I have a scenario where I need to map non-linear parts of a file, linearly in a process space.

For example, if file is 10 pages, I may need to map first 3, skip 4, and last 3. The mapping should be linear, s.t. incremental access in process space allows to go to page 8 of file after page 3, as page 4,5,6 & 7 were not mapped.

I want to know if this is possible in Linux.

Thanks.


Solution

  • The strategy to call mmap() multiple times using MAP_FIXED to specify a fixed address for the second and subsequent mappings should work, but the problem is that if there was anything already mapped into the memory immediately after the first mapping, it will get clobbered, because MAP_FIXED automatically unmaps whatever used to be there before making the new mapping.

    I took a look at the layout of some mappings in the address space on a Linux system here, and I observed that, at least some of the time, the addresses chosen by the kernel for memory mappings grow downward from a high address to a low address. That is, a new mapping is given the address space immediately below the address space used by the most recent existing mapping. Under that strategy, when you make your first mapping, it is virtually guaranteed that the address space immediately following that mapping is already occupied by something else (and it's probably something important, too, like a system library). Other systems (different kernel version, different architecture, or non-Linux, etc...) might use different address space allocation strategies that don't make this problem unlikely, but you should assume that it can happen and guard against it by using the following technique.

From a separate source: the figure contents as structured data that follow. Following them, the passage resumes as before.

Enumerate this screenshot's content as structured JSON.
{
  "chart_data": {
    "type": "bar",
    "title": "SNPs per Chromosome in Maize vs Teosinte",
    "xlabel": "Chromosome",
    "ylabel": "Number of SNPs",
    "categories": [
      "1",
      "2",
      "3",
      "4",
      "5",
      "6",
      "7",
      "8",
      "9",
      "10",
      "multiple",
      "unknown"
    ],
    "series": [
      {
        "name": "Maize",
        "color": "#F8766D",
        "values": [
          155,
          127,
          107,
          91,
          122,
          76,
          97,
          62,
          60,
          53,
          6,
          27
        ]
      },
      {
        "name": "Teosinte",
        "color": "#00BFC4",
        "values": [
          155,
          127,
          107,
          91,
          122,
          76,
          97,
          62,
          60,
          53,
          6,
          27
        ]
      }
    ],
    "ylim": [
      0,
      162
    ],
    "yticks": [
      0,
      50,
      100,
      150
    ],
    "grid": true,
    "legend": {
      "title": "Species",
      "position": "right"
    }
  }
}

    1. First make a dummy mapping that is the sum of the size of all of the mappings you want to construct. So if you want to map the first 3 pages of the file, then skip 4, then map three more, make a dummy mapping of 6 pages.

      For this dummy mapping, you can just map anonymous memory (MAP_ANONYMOUS). Thanks to Basile Starynkevitch for the suggestion to also use MAP_NORESERVE for this mapping.

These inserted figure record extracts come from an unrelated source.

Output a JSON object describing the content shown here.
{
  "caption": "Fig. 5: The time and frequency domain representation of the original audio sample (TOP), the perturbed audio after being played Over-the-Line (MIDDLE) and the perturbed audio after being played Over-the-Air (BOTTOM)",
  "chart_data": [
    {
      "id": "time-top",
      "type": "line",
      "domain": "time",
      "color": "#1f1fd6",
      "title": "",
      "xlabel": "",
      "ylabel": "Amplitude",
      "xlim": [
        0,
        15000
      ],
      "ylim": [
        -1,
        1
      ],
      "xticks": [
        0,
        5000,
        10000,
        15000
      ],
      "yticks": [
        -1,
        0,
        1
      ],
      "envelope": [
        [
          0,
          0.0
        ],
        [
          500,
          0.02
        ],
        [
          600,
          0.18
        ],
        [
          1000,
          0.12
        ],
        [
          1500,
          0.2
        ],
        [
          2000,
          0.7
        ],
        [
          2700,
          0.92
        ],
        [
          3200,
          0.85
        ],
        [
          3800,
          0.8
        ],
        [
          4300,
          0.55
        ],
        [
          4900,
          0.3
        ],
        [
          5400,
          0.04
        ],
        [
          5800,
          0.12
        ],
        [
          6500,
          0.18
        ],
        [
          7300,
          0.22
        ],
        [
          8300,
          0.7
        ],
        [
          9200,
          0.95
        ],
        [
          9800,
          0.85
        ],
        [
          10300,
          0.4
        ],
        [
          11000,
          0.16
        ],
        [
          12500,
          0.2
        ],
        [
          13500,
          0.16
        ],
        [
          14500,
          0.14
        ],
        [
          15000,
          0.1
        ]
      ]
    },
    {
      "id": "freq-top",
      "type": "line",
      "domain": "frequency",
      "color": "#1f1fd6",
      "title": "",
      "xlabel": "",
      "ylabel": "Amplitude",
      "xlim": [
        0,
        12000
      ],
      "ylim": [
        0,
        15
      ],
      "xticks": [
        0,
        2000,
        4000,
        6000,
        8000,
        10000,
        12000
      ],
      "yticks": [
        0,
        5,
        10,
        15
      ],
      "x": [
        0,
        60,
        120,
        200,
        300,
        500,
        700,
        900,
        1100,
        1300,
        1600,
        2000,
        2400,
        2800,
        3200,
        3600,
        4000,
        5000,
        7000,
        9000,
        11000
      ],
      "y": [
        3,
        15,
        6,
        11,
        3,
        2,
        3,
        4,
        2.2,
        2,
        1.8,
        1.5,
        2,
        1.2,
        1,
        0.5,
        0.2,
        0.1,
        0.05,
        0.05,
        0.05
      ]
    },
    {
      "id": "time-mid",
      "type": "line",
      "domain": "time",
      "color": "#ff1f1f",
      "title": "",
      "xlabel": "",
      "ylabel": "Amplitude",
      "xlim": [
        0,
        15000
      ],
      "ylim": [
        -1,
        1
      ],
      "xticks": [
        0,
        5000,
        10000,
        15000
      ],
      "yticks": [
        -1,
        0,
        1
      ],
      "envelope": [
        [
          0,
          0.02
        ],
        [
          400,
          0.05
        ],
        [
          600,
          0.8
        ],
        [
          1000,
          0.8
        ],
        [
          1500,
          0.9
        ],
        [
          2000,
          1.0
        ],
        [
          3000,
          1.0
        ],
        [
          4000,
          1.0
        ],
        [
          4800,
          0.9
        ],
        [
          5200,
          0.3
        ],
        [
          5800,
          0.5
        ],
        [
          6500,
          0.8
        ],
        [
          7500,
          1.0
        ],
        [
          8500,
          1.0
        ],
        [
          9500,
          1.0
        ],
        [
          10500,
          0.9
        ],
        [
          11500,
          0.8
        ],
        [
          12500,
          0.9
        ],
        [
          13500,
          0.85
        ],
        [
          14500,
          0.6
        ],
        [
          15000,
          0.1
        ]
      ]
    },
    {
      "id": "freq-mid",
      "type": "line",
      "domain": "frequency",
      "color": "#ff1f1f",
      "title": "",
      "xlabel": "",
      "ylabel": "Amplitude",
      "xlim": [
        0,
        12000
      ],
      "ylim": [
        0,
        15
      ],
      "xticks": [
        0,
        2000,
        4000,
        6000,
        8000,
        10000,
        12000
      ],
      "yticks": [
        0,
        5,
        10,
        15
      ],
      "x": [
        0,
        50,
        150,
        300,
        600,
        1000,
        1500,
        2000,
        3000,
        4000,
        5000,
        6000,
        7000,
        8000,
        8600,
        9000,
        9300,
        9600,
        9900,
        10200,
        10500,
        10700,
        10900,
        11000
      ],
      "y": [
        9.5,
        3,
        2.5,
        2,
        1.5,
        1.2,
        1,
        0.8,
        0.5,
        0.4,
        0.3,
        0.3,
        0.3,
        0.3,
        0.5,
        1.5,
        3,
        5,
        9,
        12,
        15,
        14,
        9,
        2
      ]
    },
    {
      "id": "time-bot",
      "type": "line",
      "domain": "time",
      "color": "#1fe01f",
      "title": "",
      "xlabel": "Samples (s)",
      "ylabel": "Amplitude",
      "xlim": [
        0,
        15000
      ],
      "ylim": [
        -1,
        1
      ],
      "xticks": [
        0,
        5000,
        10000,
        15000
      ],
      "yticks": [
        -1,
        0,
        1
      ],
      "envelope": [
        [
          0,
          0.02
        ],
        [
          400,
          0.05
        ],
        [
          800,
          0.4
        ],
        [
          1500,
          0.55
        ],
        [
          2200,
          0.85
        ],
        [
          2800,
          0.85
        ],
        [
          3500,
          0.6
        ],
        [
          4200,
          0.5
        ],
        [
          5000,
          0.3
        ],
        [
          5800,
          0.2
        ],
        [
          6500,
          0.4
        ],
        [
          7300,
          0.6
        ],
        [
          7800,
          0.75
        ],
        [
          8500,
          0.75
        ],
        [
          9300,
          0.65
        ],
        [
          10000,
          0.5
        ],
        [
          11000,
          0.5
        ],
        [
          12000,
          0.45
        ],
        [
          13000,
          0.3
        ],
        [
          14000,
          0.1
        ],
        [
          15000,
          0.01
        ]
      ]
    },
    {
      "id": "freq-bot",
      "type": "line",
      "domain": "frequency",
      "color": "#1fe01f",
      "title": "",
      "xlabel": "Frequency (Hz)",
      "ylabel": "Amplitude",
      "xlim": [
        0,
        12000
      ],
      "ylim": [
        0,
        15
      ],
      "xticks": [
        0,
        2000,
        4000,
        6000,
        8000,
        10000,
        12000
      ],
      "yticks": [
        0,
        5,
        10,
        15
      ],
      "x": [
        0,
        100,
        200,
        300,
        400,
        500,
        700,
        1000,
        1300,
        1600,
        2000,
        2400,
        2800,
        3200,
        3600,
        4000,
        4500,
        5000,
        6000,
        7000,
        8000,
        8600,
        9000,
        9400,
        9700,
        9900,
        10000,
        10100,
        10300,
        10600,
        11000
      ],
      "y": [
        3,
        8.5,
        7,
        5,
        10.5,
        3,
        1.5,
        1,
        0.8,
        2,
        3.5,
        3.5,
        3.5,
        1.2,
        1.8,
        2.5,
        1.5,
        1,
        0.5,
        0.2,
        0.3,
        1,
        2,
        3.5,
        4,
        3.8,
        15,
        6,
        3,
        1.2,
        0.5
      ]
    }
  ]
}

    2. Replace this dummy mapping piece by piece with the mappings of the file you actually want, using MAP_FIXED to specify the precise address you would like each mapping to appear at.

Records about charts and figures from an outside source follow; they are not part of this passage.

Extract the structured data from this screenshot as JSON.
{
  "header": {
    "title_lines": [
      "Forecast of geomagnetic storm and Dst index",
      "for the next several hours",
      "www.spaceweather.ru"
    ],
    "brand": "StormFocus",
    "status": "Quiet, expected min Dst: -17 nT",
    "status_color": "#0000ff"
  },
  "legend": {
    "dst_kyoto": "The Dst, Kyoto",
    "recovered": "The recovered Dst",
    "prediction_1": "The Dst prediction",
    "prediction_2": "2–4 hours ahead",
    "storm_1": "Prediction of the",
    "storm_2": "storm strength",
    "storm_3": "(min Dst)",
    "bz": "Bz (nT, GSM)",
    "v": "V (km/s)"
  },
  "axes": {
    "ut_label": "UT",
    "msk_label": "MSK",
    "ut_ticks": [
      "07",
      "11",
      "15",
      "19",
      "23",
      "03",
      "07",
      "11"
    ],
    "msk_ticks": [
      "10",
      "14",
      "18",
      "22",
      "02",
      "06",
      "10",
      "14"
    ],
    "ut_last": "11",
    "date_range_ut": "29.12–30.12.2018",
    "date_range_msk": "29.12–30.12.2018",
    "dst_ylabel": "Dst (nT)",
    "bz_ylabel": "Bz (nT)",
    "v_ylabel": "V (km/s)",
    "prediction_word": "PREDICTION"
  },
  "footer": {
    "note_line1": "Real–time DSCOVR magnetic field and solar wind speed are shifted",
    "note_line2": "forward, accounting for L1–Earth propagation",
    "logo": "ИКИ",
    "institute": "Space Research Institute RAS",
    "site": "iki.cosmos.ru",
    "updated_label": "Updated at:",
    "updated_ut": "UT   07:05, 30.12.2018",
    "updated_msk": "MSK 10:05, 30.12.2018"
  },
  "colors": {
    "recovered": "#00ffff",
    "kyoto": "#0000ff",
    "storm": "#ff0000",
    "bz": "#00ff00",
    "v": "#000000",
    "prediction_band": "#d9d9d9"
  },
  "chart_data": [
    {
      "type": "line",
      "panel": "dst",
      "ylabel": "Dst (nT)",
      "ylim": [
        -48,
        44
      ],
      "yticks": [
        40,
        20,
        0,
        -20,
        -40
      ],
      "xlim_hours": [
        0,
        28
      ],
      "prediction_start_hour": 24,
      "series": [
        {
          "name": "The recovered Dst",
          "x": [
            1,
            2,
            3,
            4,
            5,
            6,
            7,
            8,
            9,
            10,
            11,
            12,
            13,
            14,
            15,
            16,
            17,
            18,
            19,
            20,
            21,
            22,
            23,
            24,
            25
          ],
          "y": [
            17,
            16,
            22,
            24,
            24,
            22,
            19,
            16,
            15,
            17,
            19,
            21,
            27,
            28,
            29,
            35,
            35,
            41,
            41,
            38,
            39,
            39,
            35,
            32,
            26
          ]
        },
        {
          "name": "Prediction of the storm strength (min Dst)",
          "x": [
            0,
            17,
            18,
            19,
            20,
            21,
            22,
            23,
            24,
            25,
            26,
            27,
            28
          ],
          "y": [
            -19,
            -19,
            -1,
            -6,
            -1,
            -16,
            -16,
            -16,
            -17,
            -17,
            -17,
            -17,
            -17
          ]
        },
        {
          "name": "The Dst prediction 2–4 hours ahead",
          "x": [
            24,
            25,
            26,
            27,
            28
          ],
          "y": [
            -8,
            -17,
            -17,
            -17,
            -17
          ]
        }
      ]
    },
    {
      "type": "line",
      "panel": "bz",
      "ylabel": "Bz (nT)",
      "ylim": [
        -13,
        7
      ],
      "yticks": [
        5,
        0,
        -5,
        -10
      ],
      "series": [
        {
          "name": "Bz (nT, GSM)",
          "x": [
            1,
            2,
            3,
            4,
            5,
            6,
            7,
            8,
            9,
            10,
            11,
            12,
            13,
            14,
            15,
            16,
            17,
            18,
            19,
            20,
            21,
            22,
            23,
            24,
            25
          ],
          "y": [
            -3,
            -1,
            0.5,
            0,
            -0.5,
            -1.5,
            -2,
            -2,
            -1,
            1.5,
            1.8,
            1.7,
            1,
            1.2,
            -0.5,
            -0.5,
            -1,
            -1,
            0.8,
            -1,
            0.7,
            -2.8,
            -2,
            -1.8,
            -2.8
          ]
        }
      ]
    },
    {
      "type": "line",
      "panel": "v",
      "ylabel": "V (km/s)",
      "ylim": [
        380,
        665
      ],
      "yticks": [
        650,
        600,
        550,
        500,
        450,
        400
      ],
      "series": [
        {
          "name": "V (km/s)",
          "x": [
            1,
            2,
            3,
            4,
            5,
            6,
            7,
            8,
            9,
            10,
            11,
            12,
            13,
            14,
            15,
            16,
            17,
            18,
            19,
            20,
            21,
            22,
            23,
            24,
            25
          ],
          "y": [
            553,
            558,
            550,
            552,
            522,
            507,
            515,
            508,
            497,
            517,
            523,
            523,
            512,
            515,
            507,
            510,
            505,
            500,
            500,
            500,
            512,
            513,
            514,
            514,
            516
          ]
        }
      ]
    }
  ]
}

      EDIT: I originally suggested destroying the dummy mapping with munmap() before reusing the address space for new mappings, but thanks to jstine for pointing out that this is unnecessary (and it introduces a race condition if your program is multithreaded).

      For the first mapping, use the start address by the dummy mapping. Calculate the address for the second mapping as the start address of the dummy mapping plus the size of the first mapping. This should place the second mapping right after the end of the first mapping. And so on for the third and fourth mappings. In your scenario, everything is page-sized and page-aligned, so there will be no gaps due to alignment.

    After you finish making all of the mappings in step 2, there should be nothing left of the original dummy mapping.